Ich halte das Beharren am obigen Konzept nicht nur für inakzeptabel, sondern auch für unverschämt! Wie kann man eine Sache weiterbetreiben, die sich so eindeutig als falsch erwiesen hat? Nie und nimmer können wir den weltweiten Dumpingwettbewerb gewinnen, schon wegen der immensen Staatsschulden, die es zu Schultern gilt. Und auch in der Bevölkerung führt der andauernde Abwärtstrend irgendwann zum Kollaps, weil schließlich auch Privatleute feste Zahlungsverpflichtungen haben, denen sie bei sinkendem Arbeitseinkommen nicht mehr nachkommen können.
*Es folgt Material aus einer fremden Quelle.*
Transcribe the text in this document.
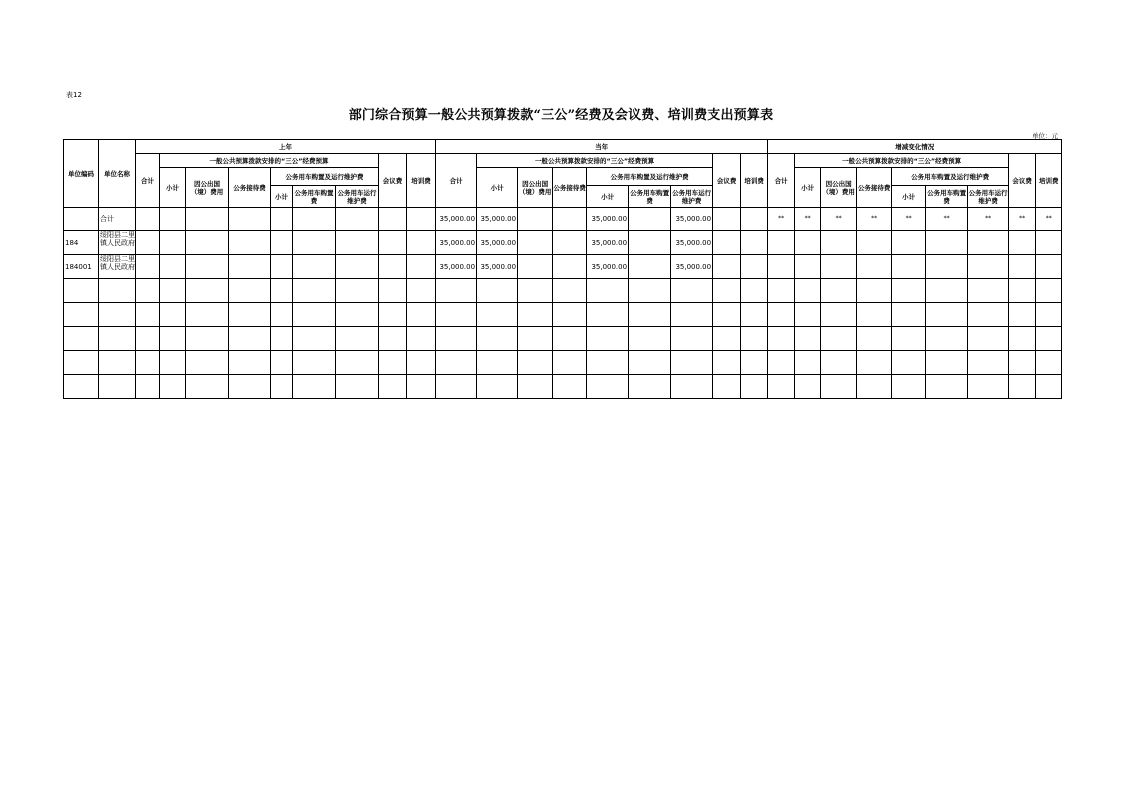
表12
部门综合预算一般公共预算拨款“三公”经费及会议费、培训费支出预算表
单位：元
单位编码	单位名称	上年									当年									增减变化情况								
		合计	一般公共预算拨款安排的“三公”经费预算						会议费	培训费	合计	一般公共预算拨款安排的“三公”经费预算						会议费	培训费	合计	一般公共预算拨款安排的“三公”经费预算						会议费	培训费
			小计	因公出国（境）费用	公务接待费	公务用车购置及运行维护费						小计	因公出国（境）费用	公务接待费	公务用车购置及运行维护费						小计	因公出国（境）费用	公务接待费	公务用车购置及运行维护费				
						小计	公务用车购置费	公务用车运行维护费							小计	公务用车购置费	公务用车运行维护费							小计	公务用车购置费	公务用车运行维护费		
	合计										35,000.00	35,000.00			35,000.00		35,000.00			**	**	**	**	**	**	**	**	**
184	绥阳县二里镇人民政府										35,000.00	35,000.00			35,000.00		35,000.00											
184001	绥阳县二里镇人民政府										35,000.00	35,000.00			35,000.00		35,000.00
Ist nun der Weg des schleichenden Niedergangs tatsächlich vorgegeben, können wir diesem Schicksal nicht entkommen? - O doch, wir können! Es gibt Alternativen, auch wenn dies vehement bestritten oder ignoriert wird. Eine Alternative möchte ich hier vorstellen:

Seit über 15 Jahren propagiere ich eine Lohnkostenreform. Es handelt sich hierbei nicht um die Quadratur des Kreises, sondern um simpelste Überlegungen über natürliche Wirtschaftsabläufe. Gefordert wird von mir die allmähliche Umfinanzierung der Sozialsysteme. In Zeiten der Globalisierung ist es ausgesprochen dumm und töricht, die Lohnkosten über die Sozialbeiträge künstlich in die Höhe zu treiben. Würden die Sozialkassen dagegen zunehmend über die Mehrwertsteuer bedient, ergäbe sich ein mehrfacher Nutzen: Erstens verbilligen sich hierzulande die Bruttolöhne und damit auch die Fertigungskosten - und zweitens verteuern die höheren Mehrwertsteuern die Importe. Durch diesen Doppeleffekt wird der weiteren Ausblutung unserer Wirtschaft ein Riegel vorgeschoben. Produktionsauslagerungen ins Ausland werden sich nur noch bedingt lohnen, umgekehrt wird es sich aber wieder rentieren, Konsumgüter aller Art im eigenen Land herzustellen. Damit verflüchtigt sich letztlich auch das Erpressungspotential der Konzerne und des Geldadels. Mit der schrittweisen Umfinanzierung der Sozialsysteme kommt es also ganz von allein, ohne weitere staatliche Eingriffe und Subventionen, zum Abbau der Massenarbeitslosigkeit und damit zum steten Anstieg der Reallöhne.

Die Zukunft eines Landes wird im Wesentlichen bestimmt durch die Leistungsfähigkeit seiner Volkswirtschaft. Deshalb dürfen wir es nicht länger hinnehmen, dass der natürliche Wirtschaftskreislauf zum Spielball einer von Spekulanten entfachten Globalisierungshysterie wird.